Model for FAK modulation of adhesion-regulated proliferation. (1) In conditions that activate FAK (green FAK circles), such as high adhesive contexts or FAK overexpression, FAK plays a stimulatory role in proliferation. (2) Endogenous FAK in low adhesive contexts, including low cell spreading, low fibronectin density, and 3D gels, is largely inactive (black FAK circles) and inhibits proliferation.
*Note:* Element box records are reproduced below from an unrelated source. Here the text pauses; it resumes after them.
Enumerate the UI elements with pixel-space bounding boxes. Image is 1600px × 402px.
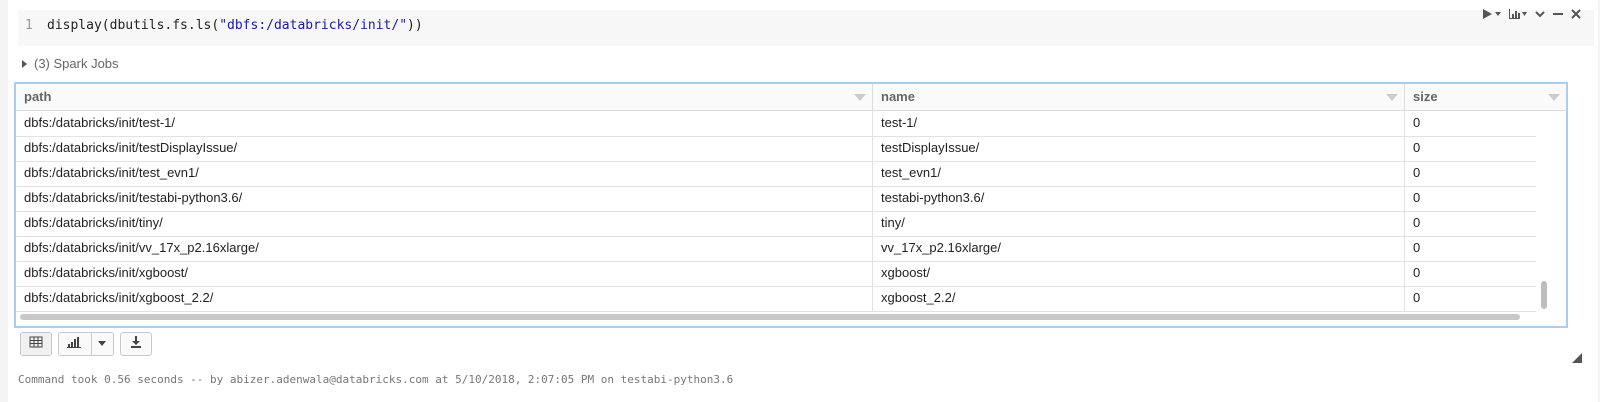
column-header-label: name [881,89,915,104]
table-row: dbfs:/databricks/init/xgboost/ xgboost/ … [16,261,1536,287]
sort-icon[interactable] [1548,94,1560,101]
cell-controls [1482,8,1582,23]
cell-name: test-1/ [873,111,1405,136]
cell-size: 0 [1413,265,1421,280]
plot-view-button[interactable] [58,332,114,356]
command-status: Command took 0.56 seconds -- by abizer.a… [18,373,734,386]
close-icon[interactable] [1570,8,1582,23]
code-line[interactable]: display(dbutils.fs.ls("dbfs:/databricks/… [47,18,423,33]
cell-size: 0 [1413,215,1421,230]
table-row: dbfs:/databricks/init/tiny/ tiny/ 0 [16,211,1536,237]
line-number: 1 [25,18,33,33]
table-row: dbfs:/databricks/init/testabi-python3.6/… [16,186,1536,212]
spark-jobs-toggle[interactable]: (3) Spark Jobs [22,56,119,71]
cell-path: dbfs:/databricks/init/xgboost_2.2/ [16,286,873,311]
cell-path: dbfs:/databricks/init/test_evn1/ [16,161,873,186]
caret-right-icon [22,59,27,68]
bar-chart-icon[interactable] [1508,8,1528,23]
table-header: path name size [16,84,1566,111]
cell-size: 0 [1413,140,1421,155]
table-icon [29,335,43,353]
code-call-close: )) [407,18,423,33]
chevron-down-icon[interactable] [1534,8,1546,23]
cell-name: xgboost/ [873,261,1405,286]
column-header-size[interactable]: size [1405,84,1566,110]
bar-chart-icon [66,335,81,353]
code-string-literal: "dbfs:/databricks/init/" [219,18,408,33]
cell-path: dbfs:/databricks/init/testDisplayIssue/ [16,136,873,161]
column-header-name[interactable]: name [873,84,1405,110]
cell-path: dbfs:/databricks/init/testabi-python3.6/ [16,186,873,211]
download-icon [130,335,142,353]
resize-handle-icon[interactable] [1572,350,1582,363]
cell-name: vv_17x_p2.16xlarge/ [873,236,1405,261]
sort-icon[interactable] [854,94,866,101]
spark-jobs-label: (3) Spark Jobs [34,56,119,71]
cell-size: 0 [1413,165,1421,180]
vertical-scrollbar[interactable] [1540,111,1548,316]
horizontal-scrollbar[interactable] [20,314,1520,320]
download-button[interactable] [120,332,152,356]
table-row: dbfs:/databricks/init/vv_17x_p2.16xlarge… [16,236,1536,262]
results-toolbar [20,332,152,356]
table-row: dbfs:/databricks/init/test-1/ test-1/ 0 [16,111,1536,137]
table-view-button[interactable] [20,332,52,356]
run-icon[interactable] [1482,8,1502,23]
column-header-path[interactable]: path [16,84,873,110]
column-header-label: path [24,89,52,104]
cell-size: 0 [1413,115,1421,130]
cell-size: 0 [1413,240,1421,255]
caret-down-icon[interactable] [90,332,106,356]
notebook-cell: 1 display(dbutils.fs.ls("dbfs:/databrick… [8,0,1598,402]
table-row: dbfs:/databricks/init/testDisplayIssue/ … [16,136,1536,162]
cell-name: testDisplayIssue/ [873,136,1405,161]
column-header-label: size [1413,89,1438,104]
cell-path: dbfs:/databricks/init/test-1/ [16,111,873,136]
cell-name: test_evn1/ [873,161,1405,186]
sort-icon[interactable] [1386,94,1398,101]
table-row: dbfs:/databricks/init/xgboost_2.2/ xgboo… [16,286,1536,312]
cell-path: dbfs:/databricks/init/vv_17x_p2.16xlarge… [16,236,873,261]
cell-path: dbfs:/databricks/init/xgboost/ [16,261,873,286]
cell-size: 0 [1413,290,1421,305]
code-call: display(dbutils.fs.ls( [47,18,220,33]
vertical-scrollbar-thumb[interactable] [1541,281,1547,309]
cell-size: 0 [1413,190,1421,205]
cell-name: testabi-python3.6/ [873,186,1405,211]
cell-name: xgboost_2.2/ [873,286,1405,311]
table-row: dbfs:/databricks/init/test_evn1/ test_ev… [16,161,1536,187]
cell-path: dbfs:/databricks/init/tiny/ [16,211,873,236]
results-table[interactable]: path name size dbfs:/databricks/init/tes… [14,82,1568,328]
cell-name: tiny/ [873,211,1405,236]
minimize-icon[interactable] [1552,8,1564,23]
When inactive full-length FAK is displaced by FRNK or FAT (3), or is eliminated as in FAK−/− cells (4), RhoA is activated, leading to ROCK activation and the development of cytoskeletal tension, creating a condition that is permissive for proliferation even in low adhesive conditions. (5) The dominant–negative FAK-Y397F (black FAK circles with F) is sufficient to rescue the inhibitory function of FAK, but not its stimulatory role, in proliferation. Expression of constitutively active RhoA or ROCK (6) alone can induce proliferation in low adhesive contexts.